Climat

Monsieur Fillon, le nucléaire ne fait pas rouler les voitures !

Greenpeace s’insurge contre l’idée absurde et saugrenue de construire un nouveau réacteur nucléaire EPR en réponse à la crise du pétrole, avancée par le Premier ministre François Fillon, invité de l’émission À vous de juger, jeudi 12 juin, sur France 2. « François Fillon et tous ceux qui présentent le nucléaire en réponse à la crise du pétrole ne savent pas que le nucléaire ne produit que de l’électricité. Ou alors, ils se moquent des Français au lieu de répondre à leurs inquiétudes concernant la flambée du prix du pétrole et leur pouvoir d’achat », déclare Frédéric Marillier, de Greenpeace France. Greenpeace tient à rappeler quelques vérités au Premier ministre…

Pétrole et atome ne sont pas interchangeables. Les besoins couverts par le nucléaire ne concernent donc que l’électricité, soit environ 17 % de la consommation d’énergie en France (2 à 3 % au niveau mondial). Il est inopérant dans d’autres secteurs fortement émetteurs de CO2. Ainsi les transports, qui représentent plus de la moitié de la consommation française de pétrole. Pour l’instant, le nucléaire ne fait pas avancer les voitures. Et ce n’est a priori pas demain la veille : sur plus de 2 millions de véhicules particuliers neufs immatriculés en 2006, seuls 14 sont électriques.

La déclaration de François Fillon est d’ailleurs d’autant plus scandaleuse qu’elle survient trois jours après que Nicolas Sarkozy a cédé à Angela Merkel au sujet de la réglementation visant à limiter les émissions de CO2 des voitures neuves, que l’Europe devrait voter d’ici la fin de l’année. Le président de la République a accepté un compromis qui reflète davantage les intérêts des constructeurs automobiles européens, et en premier lieu allemands, que le souci de développer le marché des voitures efficaces, peu gourmandes en carburant et faiblement émettrices de CO2.

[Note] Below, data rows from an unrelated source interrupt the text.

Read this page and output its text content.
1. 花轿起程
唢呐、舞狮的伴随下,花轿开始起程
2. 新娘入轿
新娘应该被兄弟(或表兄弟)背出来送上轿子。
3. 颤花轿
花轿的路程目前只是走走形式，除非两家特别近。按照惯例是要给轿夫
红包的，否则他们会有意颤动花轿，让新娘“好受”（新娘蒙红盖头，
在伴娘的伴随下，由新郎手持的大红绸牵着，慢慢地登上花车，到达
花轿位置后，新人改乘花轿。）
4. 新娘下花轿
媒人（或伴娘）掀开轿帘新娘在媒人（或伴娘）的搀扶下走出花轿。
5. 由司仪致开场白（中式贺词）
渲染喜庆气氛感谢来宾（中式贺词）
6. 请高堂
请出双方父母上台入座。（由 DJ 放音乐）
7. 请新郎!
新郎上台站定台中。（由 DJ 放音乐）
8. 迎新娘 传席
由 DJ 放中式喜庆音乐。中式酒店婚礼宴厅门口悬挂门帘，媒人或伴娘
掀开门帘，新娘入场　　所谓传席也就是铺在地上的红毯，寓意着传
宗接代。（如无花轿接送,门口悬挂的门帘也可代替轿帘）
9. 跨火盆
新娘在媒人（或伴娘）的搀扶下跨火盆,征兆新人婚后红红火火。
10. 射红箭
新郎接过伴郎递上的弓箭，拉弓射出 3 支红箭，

Pour l’instant, on ne sait pas construire d’EPR. Les deux seuls EPR qu’Areva tente actuellement de construire rencontrent de grosses difficultés. Le chantier finlandais, entamé en 2005, affiche un dépassement budgétaire global de 1,3 à 2,2 milliards d’euros (pour un prix initial de 3,3 milliards) et se sera terminé qu’avec deux ans de retard au moins (2011 et non 2009). Quant à l’EPR de Flamanville (Manche), tous les travaux ont été stoppés jusqu’à nouvel ordre, le 21 mai, sur injonction de l’Autorité de sûreté nucléaire qui avait relevé de nombreuses anomalies et malfaçons. Par ailleurs, pour la première fois, les responsables du chantier ont reconnu devant la Commission locale d’information, qui s’est réunie jeudi 12 juin, que le chantier prenait du retard.

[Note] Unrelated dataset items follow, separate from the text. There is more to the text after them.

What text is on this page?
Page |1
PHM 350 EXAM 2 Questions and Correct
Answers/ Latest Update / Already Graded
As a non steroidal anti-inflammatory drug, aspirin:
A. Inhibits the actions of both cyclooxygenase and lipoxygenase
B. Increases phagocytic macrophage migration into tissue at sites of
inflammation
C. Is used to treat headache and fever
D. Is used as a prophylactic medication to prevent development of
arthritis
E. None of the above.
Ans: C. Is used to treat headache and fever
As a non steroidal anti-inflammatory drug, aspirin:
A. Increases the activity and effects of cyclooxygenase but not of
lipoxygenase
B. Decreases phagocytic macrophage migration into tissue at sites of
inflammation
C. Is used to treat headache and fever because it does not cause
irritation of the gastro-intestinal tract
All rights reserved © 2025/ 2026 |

Il existe une bien meilleure solution : l’efficacité énergétique. Experts du Giec, Agence internationale de l’énergie, Union européenne : tout le monde s’accorde à reconnaître que la priorité des priorités, c’est de mettre en œuvre une politique de maîtrise de la consommation d’énergie beaucoup plus ambitieuse qu’elle ne l’est aujourd’hui. L’efficacité constitue non seulement le meilleur moyen de lutter contre les changements climatiques, mais c’est aussi de répondre aux enjeux d’indépendance énergétique et de réduire la facture des ménages et des États.

Faire des économies est bien plus rentable que d’investir dans le nucléaire. Le Rocky mountain institute a ainsi calculé qu’un euro investi dans des mesures de maîtrise de la consommation et d’économies d’énergie permet d’économiser 7 fois plus d’énergie que ne peut en produire un euro investi dans le nucléaire. « Trente ans après les chocs pétroliers et alors qu’elle s’apprête à prendre la présidence de l’Union européenne, la France doit se dégager de son obsession du nucléaire, aussi irresponsable qu’irrationnelle, et faire de l’efficacité énergétique et de la maîtrise de la consommation sa seule et unique priorité », demande Frédéric Marillier.